The conflict between the O'Flynns and the Muldoons is decently built with this emphasis on Muldoon trying to find a way to get the zombies feeding on something other than humans to try and save them. Romero films largely outside, and he takes in the sights well. There's a nice image of a zombie girl riding a horse that looks good but ends up making no sense when Muldoon tries to get her to eat the horse. If she's been riding it for weeks, why would she suddenly start eating it? I dunno.
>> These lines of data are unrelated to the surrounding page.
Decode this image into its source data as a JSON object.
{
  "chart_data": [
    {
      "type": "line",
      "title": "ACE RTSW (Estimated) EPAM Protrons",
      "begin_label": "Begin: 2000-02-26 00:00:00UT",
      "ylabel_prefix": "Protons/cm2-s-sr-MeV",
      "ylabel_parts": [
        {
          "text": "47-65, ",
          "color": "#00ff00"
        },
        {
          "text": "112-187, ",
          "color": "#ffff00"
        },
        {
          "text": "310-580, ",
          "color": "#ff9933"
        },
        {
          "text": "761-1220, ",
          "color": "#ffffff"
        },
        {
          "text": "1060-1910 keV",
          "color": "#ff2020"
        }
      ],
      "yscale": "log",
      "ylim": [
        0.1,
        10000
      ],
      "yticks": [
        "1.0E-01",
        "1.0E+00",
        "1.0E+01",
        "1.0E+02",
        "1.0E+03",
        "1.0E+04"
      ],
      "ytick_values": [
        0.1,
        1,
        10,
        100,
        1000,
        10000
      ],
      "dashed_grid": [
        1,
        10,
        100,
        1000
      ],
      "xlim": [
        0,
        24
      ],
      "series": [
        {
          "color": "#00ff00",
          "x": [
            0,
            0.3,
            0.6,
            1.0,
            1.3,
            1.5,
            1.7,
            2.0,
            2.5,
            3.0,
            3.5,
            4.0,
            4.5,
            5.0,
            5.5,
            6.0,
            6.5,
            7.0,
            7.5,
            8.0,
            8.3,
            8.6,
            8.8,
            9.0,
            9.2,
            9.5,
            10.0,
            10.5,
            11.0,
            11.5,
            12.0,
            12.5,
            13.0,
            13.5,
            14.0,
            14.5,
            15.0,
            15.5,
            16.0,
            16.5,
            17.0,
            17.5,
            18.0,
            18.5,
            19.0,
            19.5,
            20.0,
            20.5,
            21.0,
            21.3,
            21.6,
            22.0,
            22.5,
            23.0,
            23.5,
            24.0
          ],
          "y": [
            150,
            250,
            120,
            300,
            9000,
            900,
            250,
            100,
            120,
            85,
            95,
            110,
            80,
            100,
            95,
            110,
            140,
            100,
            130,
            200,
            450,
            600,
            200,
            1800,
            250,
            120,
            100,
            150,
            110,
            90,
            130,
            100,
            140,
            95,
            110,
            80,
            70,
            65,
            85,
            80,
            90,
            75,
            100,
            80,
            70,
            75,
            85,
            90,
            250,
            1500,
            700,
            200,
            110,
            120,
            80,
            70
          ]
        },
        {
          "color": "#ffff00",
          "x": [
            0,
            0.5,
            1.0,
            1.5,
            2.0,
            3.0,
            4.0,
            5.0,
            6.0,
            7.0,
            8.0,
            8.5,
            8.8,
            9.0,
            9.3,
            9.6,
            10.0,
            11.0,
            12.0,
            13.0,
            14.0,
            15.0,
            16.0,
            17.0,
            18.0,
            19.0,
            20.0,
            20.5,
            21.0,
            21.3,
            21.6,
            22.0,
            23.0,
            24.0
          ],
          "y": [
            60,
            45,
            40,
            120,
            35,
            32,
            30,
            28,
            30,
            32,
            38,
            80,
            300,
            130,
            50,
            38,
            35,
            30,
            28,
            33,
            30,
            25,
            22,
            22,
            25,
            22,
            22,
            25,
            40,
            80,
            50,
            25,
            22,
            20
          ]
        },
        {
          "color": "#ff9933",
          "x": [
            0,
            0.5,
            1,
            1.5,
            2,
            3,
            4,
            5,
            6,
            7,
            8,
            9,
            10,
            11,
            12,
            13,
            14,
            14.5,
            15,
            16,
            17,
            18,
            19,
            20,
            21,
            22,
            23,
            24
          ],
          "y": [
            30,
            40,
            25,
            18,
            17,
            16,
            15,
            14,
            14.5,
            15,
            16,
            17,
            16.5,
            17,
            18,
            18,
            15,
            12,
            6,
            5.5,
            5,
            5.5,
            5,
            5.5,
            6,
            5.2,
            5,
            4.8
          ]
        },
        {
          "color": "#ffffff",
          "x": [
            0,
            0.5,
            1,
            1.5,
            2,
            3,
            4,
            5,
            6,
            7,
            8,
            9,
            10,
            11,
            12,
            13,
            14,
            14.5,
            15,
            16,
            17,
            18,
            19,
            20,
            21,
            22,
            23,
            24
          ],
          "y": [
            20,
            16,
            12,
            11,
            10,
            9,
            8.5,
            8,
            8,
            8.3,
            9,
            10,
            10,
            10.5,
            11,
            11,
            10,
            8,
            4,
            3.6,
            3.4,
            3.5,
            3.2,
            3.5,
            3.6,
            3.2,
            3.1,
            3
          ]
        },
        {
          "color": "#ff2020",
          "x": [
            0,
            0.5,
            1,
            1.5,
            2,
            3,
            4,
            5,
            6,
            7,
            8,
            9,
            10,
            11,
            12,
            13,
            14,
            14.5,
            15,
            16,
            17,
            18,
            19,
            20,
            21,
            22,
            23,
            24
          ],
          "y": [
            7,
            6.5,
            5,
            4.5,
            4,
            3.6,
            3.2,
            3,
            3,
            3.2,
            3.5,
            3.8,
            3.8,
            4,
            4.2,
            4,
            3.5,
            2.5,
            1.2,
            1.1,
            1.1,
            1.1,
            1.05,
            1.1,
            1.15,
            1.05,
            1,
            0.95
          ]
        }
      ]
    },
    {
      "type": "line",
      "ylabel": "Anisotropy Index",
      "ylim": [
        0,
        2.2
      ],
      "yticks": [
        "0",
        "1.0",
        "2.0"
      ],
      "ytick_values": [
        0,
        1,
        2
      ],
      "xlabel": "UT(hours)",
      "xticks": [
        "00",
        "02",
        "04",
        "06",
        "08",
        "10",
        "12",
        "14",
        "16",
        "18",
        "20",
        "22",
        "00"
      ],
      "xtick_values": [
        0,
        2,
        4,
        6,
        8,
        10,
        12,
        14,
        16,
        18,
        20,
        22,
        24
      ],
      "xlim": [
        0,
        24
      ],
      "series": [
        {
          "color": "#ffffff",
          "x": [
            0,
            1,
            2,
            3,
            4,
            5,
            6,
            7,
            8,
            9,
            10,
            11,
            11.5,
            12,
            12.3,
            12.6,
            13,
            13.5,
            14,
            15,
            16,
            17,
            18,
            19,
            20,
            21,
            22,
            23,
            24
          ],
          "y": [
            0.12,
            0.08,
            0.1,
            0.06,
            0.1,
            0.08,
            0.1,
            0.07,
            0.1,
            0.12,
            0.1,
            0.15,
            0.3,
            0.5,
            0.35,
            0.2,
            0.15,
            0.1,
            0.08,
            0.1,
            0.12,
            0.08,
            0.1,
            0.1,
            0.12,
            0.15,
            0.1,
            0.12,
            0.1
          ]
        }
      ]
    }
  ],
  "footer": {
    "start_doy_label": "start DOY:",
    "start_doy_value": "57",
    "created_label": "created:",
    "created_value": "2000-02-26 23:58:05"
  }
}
Anyway, it's a decently put together series of events that work a bit better in isolation than strung together. It entertains basically enough while never really coming together as a complete film. Sarge and his group are out of place in the film's actual story. The zombies may be rehabilitated idea is underdone. O'Flynn has twin daughters (Kathleen Munroe), but the existence of the second is hidden for about half the film for some reason even though the first is in the opening scenes. There's also another overarching concern over cash that is so out of place if the world has actually collapsed, Romero apparently not understanding that the value of currency would vanish in a world where the government no longer backs its fiat money with its ability to tax since, you know, it's collapsed. I mean, cash is a great MacGuffin, but it doesn't work when cash has no value. In addition, it just gets forgotten for more than half the film. It's weird.
So, it's not good. However, it's decently performed (a huge step up from Diary), it looks surprisingly good, and it has some entertaining individual moments. Romero has lost all ability to make his films about something, and his efforts here are embarrassing. Still, as a neo-Western filled with Irish characters set on an island off the eastern coast of Delaware, it's not terrible.